Ele foi fantástico e fodeu meu cú com uma paixão que ainda não tinha experimentado.
Acho que Vicente me fez ter pela primeira vez uma certeza que eu não queria ter, mas estava ali naquele boz de motel, pensando que não queria mais ser homem em uma relação sexual.
Eu queria ficar ali com aquele homem dentro do meu cú pelo tempo que ele quisesse.
Mas Vicente gozou e seu pau amoleceu rápido. Afinal ele já tinha dado três naquela tarde.
Ficamos conversando mais um tempinho antes de ir embora e agora estou aqui relatando isso.

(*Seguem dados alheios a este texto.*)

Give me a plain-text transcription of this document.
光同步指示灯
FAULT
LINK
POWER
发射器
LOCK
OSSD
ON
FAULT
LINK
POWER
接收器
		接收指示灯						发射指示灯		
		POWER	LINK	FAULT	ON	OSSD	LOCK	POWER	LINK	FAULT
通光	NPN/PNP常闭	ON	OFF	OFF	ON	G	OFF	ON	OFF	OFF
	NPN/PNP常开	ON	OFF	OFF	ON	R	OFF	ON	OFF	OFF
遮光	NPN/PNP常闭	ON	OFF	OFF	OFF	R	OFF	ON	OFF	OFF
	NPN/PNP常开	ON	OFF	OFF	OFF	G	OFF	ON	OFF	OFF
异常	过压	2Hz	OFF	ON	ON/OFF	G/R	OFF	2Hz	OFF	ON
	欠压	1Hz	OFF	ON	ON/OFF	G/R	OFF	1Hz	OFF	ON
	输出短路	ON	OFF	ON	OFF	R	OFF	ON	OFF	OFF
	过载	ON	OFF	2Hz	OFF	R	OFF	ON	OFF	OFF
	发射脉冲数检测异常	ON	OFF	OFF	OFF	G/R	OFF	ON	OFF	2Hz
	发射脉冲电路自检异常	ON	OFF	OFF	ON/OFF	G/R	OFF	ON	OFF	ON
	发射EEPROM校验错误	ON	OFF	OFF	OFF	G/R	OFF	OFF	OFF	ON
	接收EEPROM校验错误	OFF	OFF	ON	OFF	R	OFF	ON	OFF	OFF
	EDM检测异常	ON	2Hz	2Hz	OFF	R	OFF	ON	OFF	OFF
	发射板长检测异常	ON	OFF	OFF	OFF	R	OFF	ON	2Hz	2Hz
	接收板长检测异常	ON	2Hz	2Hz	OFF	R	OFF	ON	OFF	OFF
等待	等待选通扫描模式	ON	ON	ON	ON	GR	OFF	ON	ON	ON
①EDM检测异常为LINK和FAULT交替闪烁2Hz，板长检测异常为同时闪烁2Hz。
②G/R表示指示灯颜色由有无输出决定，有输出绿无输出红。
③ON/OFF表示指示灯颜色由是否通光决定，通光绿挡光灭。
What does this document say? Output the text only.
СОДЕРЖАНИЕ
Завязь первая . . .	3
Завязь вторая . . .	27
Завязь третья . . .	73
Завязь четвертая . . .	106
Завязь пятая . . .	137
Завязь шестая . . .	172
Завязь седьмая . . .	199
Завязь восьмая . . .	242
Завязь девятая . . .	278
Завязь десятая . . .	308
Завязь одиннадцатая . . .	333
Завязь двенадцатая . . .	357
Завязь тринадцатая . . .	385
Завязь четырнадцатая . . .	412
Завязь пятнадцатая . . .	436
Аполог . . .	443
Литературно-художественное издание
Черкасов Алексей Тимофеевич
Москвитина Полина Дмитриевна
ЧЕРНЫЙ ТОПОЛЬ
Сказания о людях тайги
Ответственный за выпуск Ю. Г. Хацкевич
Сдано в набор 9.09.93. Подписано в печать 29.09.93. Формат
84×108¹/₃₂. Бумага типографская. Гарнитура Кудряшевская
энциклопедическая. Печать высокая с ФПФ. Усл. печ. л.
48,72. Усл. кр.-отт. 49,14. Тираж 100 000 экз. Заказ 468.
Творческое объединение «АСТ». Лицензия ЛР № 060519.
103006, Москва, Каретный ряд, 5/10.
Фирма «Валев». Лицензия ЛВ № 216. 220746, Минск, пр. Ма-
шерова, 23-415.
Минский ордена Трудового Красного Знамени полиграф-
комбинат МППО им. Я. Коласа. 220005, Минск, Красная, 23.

Me sinto derrotado por ter fraquejado, mas acho que vocês me entendem.
Não desiti ainda de sair de mundo e voltar. mas vai ser mais dificil, admito.


Belo encontro!!
Não se reprima, dê e seja feliz, seja feliz e dê muito muito muito
Não se preocupe com rótulos. Você pode dar o cu gostoso e se satisfazer com mulher também.
Delícia de relato. Fiquei de pau duro aqui.
Novinho acredite ,desde que você tome os devidos cuidados ,não sendo exagerado nas suas escolhas, não tem nada demais em dar o que é seu.